The 2000s under Koch were about turning a struggling UMass soccer program into a competitive group that played for A-10 and national titles, with the 2007 A-10 championship-winning team making it all the way to the College Cup semifinals.
The 2007 season did not start off on the note it ended on, however. The Minutemen were 2-4 going into an important stretch of games in October. This did not deter them though, as they ended up winning a program-record 17 games en route to the A-10 championship and, subsequently, the College Cup.
That season had many impressive results, like a win against No. 1 Boston College and an away win against No. 12 Saint Louis.
Rudd Field was chosen to host the first round of the NCAA tournament, and many fans joined to watch this impressive UMass team beat Central Connecticut and Illinois-Chicago to get to the College Cup. This successful season ended at the hands of Roger Espinoza’s Ohio State.
Goalkeeper Zack Simmons was outstanding for the team; he was awarded Atlantic 10 Player of the Tournament among other achievements in 2007.
It took a decade for the Minutemen to win the A-10 title again, this time with Fran O’Leary at the helm. The resourceful and innovative coach took the job in 2014 following Koch’s death, and while it took a little while for things to get rolling, in 2017, O’Leary led the Minutemen to their first winning season since 2008. They won the A-10 championship that year and went on to compete in the NCAA tournament.
In their journey to winning the A-10 championship, they beat Saint Louis 1-0 at home in the quarterfinals. In similarly gritty fashion, they bested Fordham in the semifinals by the same 1-0 scoreline. They defeated VCU in the A-10 championship 3-1.

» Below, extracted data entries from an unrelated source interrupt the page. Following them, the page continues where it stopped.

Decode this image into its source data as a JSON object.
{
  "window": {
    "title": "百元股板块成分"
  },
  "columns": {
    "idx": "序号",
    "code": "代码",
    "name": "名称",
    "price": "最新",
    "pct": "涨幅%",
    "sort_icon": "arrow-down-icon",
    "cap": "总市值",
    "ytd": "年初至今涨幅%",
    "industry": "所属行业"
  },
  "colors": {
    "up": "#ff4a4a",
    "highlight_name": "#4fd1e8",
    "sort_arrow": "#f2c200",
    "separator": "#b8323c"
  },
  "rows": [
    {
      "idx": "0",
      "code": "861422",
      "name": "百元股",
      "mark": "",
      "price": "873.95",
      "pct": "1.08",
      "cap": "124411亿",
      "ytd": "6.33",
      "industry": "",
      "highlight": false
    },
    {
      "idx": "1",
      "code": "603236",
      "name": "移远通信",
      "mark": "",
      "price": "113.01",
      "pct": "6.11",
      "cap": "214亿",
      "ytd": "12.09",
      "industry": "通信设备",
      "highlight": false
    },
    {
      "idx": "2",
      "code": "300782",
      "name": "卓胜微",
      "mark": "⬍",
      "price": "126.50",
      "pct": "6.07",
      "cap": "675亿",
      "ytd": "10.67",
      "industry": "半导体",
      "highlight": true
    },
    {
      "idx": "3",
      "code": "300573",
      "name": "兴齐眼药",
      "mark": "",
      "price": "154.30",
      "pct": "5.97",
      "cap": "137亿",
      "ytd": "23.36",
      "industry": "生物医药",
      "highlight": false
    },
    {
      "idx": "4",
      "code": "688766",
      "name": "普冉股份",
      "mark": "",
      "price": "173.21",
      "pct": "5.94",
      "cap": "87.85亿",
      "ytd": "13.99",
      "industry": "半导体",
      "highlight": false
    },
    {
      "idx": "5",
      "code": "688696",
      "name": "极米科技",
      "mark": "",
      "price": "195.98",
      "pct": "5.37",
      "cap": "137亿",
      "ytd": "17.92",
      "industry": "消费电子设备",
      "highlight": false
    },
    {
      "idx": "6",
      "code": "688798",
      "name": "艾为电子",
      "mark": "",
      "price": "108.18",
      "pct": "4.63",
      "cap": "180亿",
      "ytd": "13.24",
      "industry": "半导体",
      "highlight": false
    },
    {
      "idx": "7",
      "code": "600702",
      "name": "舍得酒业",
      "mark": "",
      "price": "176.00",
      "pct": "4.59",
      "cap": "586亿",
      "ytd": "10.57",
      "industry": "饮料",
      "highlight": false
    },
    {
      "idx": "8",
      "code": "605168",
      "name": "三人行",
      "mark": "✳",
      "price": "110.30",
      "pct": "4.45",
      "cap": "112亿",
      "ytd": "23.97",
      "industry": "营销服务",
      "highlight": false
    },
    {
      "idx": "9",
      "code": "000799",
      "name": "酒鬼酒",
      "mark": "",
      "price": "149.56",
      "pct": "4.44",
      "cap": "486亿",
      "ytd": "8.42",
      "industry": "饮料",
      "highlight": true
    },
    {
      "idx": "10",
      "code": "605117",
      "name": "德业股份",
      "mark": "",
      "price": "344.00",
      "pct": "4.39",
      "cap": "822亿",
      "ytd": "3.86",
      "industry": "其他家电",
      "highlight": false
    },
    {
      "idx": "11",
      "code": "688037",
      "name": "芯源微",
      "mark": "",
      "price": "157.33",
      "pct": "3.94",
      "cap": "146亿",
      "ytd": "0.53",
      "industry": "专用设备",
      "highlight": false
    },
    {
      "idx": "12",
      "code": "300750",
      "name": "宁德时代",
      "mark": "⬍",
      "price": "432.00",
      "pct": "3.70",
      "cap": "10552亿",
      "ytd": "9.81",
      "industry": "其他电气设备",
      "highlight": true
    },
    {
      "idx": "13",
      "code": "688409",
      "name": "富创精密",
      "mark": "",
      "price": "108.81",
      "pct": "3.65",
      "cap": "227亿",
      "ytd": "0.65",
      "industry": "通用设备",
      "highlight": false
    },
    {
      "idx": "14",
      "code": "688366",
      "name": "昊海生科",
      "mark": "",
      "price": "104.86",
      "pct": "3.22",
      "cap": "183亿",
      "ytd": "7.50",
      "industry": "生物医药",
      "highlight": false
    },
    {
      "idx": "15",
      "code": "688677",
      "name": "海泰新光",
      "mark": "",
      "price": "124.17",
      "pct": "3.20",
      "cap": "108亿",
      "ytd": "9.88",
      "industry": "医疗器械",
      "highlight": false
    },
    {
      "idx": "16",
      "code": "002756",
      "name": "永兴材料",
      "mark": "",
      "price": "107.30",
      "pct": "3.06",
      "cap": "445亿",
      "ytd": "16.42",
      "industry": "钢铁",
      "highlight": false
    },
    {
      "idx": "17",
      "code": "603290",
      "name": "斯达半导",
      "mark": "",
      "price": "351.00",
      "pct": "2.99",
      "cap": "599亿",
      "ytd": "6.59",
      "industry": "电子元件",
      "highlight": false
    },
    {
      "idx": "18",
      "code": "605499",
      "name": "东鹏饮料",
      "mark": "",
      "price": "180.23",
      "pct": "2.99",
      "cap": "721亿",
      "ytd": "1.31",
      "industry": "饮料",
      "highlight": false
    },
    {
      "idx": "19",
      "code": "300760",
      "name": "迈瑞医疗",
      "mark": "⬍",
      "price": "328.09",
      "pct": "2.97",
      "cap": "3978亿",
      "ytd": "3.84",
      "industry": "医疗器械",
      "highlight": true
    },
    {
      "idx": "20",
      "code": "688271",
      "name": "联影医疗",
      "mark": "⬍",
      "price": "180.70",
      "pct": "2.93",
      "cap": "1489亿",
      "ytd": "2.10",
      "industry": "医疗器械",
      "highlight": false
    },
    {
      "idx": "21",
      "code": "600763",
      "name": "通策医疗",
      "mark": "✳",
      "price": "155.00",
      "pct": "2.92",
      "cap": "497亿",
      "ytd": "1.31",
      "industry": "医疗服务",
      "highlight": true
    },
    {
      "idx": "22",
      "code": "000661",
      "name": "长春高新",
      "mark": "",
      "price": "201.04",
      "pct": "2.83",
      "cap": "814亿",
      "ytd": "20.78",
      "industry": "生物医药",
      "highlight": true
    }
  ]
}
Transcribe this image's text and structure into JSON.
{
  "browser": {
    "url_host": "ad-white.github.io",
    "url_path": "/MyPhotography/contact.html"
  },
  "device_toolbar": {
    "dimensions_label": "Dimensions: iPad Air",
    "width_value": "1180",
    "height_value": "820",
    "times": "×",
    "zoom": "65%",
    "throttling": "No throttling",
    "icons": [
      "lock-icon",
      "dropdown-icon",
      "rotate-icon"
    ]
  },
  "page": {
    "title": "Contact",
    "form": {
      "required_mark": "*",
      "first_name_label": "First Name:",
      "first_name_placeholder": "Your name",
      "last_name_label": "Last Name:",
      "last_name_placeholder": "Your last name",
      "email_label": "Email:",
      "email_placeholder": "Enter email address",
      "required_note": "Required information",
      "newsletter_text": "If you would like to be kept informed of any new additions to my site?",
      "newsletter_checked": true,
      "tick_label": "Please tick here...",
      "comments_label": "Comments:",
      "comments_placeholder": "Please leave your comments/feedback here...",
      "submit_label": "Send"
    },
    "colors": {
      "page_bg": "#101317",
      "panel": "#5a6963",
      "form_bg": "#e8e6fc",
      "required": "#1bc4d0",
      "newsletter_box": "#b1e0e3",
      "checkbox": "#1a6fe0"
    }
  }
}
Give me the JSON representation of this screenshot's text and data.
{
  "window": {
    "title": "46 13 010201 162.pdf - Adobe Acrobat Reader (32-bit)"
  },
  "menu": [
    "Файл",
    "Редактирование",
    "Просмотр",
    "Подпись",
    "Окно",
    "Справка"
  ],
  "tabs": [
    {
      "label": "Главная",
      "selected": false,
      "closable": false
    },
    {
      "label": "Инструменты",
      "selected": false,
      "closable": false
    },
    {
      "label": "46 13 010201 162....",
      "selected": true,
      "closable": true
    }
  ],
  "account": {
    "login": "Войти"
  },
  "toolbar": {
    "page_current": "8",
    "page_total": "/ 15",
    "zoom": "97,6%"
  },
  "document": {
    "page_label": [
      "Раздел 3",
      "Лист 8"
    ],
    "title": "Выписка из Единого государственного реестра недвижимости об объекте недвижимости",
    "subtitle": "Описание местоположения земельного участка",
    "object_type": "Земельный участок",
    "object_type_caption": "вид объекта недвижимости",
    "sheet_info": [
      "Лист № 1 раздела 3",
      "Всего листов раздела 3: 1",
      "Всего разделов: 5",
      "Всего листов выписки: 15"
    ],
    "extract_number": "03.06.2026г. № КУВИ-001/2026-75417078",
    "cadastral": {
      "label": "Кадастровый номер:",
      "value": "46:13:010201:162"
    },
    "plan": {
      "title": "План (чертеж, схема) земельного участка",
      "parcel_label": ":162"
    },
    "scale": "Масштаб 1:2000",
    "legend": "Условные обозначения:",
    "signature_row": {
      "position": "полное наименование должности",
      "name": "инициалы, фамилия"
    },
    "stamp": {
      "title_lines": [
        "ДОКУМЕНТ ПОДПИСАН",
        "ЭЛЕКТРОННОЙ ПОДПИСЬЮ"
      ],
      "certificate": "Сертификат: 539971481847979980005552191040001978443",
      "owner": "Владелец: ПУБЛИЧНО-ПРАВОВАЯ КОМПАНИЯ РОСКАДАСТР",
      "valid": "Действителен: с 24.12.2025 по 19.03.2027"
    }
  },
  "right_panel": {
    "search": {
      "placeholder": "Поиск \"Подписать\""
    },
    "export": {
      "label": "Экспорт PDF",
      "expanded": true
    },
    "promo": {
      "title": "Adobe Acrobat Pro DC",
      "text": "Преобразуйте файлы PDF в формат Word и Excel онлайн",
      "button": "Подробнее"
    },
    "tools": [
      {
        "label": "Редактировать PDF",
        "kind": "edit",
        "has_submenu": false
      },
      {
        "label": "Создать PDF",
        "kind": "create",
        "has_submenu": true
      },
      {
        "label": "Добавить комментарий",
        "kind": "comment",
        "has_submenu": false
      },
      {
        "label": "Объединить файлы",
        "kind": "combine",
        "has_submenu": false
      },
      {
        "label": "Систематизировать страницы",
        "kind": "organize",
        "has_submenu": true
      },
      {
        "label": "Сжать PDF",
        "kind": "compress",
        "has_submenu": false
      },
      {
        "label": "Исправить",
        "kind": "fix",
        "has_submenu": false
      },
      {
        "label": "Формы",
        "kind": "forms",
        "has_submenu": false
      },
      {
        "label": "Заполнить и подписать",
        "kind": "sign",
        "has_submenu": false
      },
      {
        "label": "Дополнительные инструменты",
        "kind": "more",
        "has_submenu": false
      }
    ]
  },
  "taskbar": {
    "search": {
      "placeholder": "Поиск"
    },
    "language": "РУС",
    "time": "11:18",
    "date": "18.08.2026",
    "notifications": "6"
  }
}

In the NCAA tournament, it was all too much, and they were eliminated after just one game against Colgate.
In a conference that Saint Louis had made its own with multiple titles, UMass became a top competitor under O’Leary. His versatile and fluid style of play makes his teams virtually impossible to game-plan against.
O’Leary has taken this current group of players from middling in the A-10 to one of the potential at-large bids for this season’s NCAA tournament.
Spearheaded by talismanic forward Alec Hughes, the last few iterations of UMass men’s soccer have been very direct and organized teams that enjoy stretching their opponents out with long passes. Hughes and the center-back pairing of Aiden Kelly and Matt Fordham have been mainstays in these last few successful seasons.
While their new conference home may not yet be settled, the Minutemen will always have a fond chapter to look back on in the Atlantic 10.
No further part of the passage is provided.